Ihr größtes Geheimnis war allerdings ihre Mission. Niemand wusste genau, was ihre Anwesenheit auf Erdos bedeutete. Sicher nahmen sie Einfluss auf die Schicksale der Völker und manchmal, wie im Falle des Hauses Merowinths, auch auf das von einzelnen Menschen. Den Grund für ihr Handeln kannte aber niemand, soweit bekannt war. Trotz aller Geheimnisumwitterung dieses Ordens konnte aber bisher niemand ernsthaft behaupten, dass er sich gegen die Völker von Erdos gewandt hatte, abgesehen von denjenigen, die mit Kryonos verbündet waren, und das galt bisher nur für die Uranen. Die Haltung der Zwerge ließ erst in jüngster Zeit gewisse Zweifel aufkommen. Die Mächtigen von Gebir hatten sich stets als gute Ratgeber und wirksame Helfer gegen ihn, den Schrecken von Erdos, erwiesen.

„Ich werde wie vorgesehen zunächst die Ordensversammlung besuchen, meine Pläne danach aber ändern“, erklärte Melbart. „Diesen Kristall, den ich dir gab, Thorgren, darfst du unter keinen Umständen in andere Hände als die Angulfins gelangen lassen. Lieber zerstöre ihn mit den Worten, die ich dich lehrte. Ich verlasse dich nur für kurze Zeit. Halte dich nicht zu lange auf. Die Aufgabe, die dich erwartet, mag dringender sein als wir ahnen. Noch eins: Dieses Treffen muss vorerst geheim bleiben. Nur Angulfin weiß davon. Erwähne Zethimer gegenüber meinen Namen noch nicht.“

„Kennt er dich nicht?“, wunderte sich Thorgren.
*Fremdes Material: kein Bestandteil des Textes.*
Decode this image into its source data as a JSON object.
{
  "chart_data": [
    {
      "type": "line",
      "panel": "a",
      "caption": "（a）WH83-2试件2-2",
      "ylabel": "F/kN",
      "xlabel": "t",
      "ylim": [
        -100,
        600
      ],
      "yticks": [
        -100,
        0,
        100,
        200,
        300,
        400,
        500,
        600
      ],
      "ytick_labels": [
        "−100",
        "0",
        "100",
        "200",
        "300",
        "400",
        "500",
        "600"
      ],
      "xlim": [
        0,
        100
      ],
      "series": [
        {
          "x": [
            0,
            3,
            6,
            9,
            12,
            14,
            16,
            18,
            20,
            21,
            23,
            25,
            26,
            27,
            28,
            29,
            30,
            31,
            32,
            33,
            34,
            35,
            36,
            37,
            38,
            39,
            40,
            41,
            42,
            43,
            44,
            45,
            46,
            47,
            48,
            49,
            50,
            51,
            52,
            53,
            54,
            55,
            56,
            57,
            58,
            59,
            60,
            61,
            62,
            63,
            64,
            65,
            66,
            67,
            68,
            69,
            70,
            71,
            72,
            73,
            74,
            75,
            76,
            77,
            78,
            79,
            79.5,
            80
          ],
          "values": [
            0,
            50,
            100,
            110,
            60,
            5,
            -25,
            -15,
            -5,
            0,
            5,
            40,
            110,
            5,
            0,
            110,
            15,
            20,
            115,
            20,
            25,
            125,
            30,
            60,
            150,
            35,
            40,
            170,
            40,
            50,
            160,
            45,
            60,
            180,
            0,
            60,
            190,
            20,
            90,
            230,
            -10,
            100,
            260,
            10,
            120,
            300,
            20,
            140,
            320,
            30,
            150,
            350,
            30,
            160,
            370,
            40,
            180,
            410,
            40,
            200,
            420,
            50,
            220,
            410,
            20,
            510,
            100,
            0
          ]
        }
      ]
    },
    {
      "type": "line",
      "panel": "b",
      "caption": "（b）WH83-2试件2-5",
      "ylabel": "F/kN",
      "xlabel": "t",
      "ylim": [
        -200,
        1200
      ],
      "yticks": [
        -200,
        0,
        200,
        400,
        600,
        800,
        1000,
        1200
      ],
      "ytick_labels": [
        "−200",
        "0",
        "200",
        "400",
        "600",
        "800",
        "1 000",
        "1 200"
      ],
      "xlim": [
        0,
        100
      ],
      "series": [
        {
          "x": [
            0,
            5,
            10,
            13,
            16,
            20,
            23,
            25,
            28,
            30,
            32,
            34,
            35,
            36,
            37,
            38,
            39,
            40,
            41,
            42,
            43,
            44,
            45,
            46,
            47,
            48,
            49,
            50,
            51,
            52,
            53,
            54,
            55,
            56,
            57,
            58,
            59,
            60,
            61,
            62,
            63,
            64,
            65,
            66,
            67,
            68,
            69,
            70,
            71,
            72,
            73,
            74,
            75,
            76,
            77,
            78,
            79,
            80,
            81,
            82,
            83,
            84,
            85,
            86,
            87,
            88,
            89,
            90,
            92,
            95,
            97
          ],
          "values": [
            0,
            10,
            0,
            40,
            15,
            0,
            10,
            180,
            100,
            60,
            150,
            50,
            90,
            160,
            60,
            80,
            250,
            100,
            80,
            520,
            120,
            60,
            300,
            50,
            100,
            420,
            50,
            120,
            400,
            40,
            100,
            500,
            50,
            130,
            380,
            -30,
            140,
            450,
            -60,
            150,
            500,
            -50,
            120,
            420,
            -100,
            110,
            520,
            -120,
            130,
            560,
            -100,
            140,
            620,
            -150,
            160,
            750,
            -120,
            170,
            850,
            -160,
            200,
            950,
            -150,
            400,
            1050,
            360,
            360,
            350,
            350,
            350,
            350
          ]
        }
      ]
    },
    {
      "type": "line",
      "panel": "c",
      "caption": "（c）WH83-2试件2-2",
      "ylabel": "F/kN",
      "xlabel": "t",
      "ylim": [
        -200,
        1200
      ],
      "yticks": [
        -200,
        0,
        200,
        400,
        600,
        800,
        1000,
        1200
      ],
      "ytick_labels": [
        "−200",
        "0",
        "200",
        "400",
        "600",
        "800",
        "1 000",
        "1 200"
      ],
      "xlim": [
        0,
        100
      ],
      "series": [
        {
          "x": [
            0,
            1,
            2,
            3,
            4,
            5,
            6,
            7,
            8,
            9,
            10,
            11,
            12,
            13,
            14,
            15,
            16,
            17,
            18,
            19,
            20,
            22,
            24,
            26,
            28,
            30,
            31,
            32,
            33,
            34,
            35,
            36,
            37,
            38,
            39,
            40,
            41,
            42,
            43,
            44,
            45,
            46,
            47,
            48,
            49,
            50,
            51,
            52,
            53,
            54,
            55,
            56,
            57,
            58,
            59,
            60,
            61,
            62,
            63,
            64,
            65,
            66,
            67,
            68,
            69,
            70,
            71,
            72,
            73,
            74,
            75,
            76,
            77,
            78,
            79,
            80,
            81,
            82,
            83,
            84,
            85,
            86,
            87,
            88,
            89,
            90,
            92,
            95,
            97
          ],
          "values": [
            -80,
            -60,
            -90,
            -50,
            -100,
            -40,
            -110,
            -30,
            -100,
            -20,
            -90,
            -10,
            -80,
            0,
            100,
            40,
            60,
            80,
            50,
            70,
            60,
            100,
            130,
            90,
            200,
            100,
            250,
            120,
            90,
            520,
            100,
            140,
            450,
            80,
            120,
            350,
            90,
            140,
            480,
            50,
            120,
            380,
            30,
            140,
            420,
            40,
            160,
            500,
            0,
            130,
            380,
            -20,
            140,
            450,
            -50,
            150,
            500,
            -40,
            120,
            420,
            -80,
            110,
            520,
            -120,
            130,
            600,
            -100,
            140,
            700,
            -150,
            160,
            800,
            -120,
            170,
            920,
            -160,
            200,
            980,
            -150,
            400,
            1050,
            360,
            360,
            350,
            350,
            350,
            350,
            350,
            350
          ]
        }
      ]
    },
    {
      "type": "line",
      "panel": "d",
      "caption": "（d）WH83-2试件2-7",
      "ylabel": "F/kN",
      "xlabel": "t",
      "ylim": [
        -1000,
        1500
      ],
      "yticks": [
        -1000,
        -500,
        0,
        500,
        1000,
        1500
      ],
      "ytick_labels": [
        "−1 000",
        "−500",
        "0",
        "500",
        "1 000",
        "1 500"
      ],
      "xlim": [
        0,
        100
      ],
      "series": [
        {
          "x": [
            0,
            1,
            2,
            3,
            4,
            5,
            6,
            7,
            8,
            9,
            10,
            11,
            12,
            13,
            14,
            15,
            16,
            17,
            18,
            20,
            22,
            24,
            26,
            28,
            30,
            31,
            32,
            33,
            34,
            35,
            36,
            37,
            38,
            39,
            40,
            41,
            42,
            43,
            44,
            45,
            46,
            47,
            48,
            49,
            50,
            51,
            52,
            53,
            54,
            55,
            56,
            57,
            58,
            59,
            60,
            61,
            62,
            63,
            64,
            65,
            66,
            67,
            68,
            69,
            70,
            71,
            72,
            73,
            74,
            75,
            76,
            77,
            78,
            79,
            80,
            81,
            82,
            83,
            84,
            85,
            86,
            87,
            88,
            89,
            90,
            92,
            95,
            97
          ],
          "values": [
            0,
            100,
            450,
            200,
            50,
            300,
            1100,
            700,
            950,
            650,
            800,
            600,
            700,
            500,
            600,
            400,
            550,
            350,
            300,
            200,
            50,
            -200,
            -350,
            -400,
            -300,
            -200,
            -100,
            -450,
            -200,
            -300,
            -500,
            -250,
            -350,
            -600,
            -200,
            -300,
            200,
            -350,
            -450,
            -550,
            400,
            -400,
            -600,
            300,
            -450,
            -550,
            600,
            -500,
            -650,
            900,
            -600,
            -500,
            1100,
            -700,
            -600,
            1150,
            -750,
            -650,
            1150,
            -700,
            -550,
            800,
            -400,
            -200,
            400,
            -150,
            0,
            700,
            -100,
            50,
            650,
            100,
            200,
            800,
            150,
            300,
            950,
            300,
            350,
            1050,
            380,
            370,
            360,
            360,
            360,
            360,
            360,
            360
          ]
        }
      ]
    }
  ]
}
„Doch, aber ich will vermeiden, dass er argwöhnt, ich hätte etwas mit der Botschaft von König Harismund zu tun. Ich werde ihn rechtzeitig über alles Wichtige, was das Achôn-Tharén betrifft, unterrichten.“

„Aber das Achôn-Tharén? Kann ich ...?“

„Das solltest du sogar erwähnen. Er kennt die Legenden ebenfalls. Ich schätze, das wird einen gewissen Einfluss auf seine Entscheidungen haben.“

„Er wird mich fragen, von wem ich davon erfahren habe.“

„Hm, da hast du Recht. Dann sag ihm, derjenige wäre auf dem Weg zu ihm und würde sich selbst zu erkennen geben. Und nun lebe wohl.“

Melbart klopfte auf einem Stein die ausgeglühte Asche aus der Pfeife und verstaute sie in seiner Kutte. Dann stand er auf, warf sich die Kapuze wieder über den Kopf und verschwand durch den Spalt zur Vorhöhle.

Nach einer kurzen Zeit des Dösens, richtig schlafen konnte Thorgren nicht, sammelte er seine Sachen zusammen und sattelte Mondblesse. Trotz der kurzen Ruhe war er wieder hellwach, und auch sein Pferd machte den Eindruck, als hätten die Anstrengungen der letzten beiden Tage keine Spuren bei ihm hinterlassen. Thorgrens Kleidung war durch die Wärme des Feuers ein wenig getrocknet. Vorsichtig führte er Mondblesse ins Freie. Das Wetter hatte sich inzwischen beruhigt. Der Regen hatte fast aufgehört, und nur noch vereinzelte Blitze durchzuckten die Finsternis. Aber das war am vergangenen Tag auch von Zeit zu Zeit der Fall gewesen und hieß gar nichts.

Thorgren hätte es vorgezogen, die berüchtigte Trollschlucht, die nun vor ihm lag, am Tage zu durchreiten. Im Sonnenlicht, selbst wenn der Himmel wolkenverhangen war, war es allemal sicherer, weil sich dann die Trolle nicht aus ihren Behausungen wagten. Aber sein Auftrag im Namen König Harismunds eilte, und der nächste im Namen König Nigalls erschien Thorgren nicht weniger drängend. Deshalb musste er das Wagnis eingehen, bei Nacht die Trollschlucht zu passieren.

Seufzend schwang er sich auf den Sattel und begann den nächsten Abschnitt seiner Reise zu König Zethimer ins Land-Der-Vielen-Feuer, wie Lysidien auch genannt wurde.